Goodbye, Dolly. What killed Dolly? Premature aging related to her unusual origin as a clone? Or just one of those things? If you read this morning's Boston Globe and New York Times, you're still wondering.
According to the Globe piece -- which carries Anne Barnard's byline, but which included reporting by staff writer Gareth Cook as well as wire-service material -- cloning almost certainly had something to do with the famous sheep's death at the age of six, "well short of the normal 11- to 16-year sheep lifespan." The report notes that Dolly "grew obese, developed arthritis, and showed signs of premature aging" during her brief but celebrated life.

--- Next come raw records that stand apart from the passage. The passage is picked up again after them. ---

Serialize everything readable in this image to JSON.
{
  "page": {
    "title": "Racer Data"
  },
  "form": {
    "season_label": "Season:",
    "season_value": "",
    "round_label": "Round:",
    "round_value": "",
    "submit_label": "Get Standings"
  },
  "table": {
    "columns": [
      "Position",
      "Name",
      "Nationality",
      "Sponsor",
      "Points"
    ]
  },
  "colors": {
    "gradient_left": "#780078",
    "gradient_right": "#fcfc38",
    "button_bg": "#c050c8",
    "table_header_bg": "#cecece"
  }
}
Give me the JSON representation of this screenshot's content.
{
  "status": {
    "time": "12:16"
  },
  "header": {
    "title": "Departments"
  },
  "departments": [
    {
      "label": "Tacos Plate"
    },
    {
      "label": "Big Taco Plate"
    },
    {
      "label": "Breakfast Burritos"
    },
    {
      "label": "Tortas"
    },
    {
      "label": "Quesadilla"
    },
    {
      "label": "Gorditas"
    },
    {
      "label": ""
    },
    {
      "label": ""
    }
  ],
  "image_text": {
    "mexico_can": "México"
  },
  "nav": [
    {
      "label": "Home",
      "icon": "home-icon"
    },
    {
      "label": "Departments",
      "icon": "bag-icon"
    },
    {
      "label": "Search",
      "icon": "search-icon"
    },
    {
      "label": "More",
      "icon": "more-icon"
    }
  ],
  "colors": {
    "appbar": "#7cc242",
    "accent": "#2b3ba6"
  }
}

Yet the Times' Gina Kolata reports almost exactly the opposite, writing that sheep that are kept indoors, as Dolly was, may have about half the 11- to 12-year life expectancy of those allowed to roam in pastures; that her arthritis was not unusual for a sheep allowed to live past the typical nine-month slaughtering age; and that her obesity was well under control. Kolata writes:
Her illness and death, Dr. [Ian] Wilmut [one of the scientists who helped create Dolly] said, probably had nothing to do with the fact that she was a clone. "It could equally well have happened if she was not a clone," he said.
So which is it? This piece, by James Meek in the Guardian, strongly suggests that cloning did, indeed, cause Dolly to age prematurely, and that her true biological age might even have been 11 -- the six years since she had been born plus the six-year age of the cell from which she was cloned.
Needless to say, the full truth won't be known for some time to come.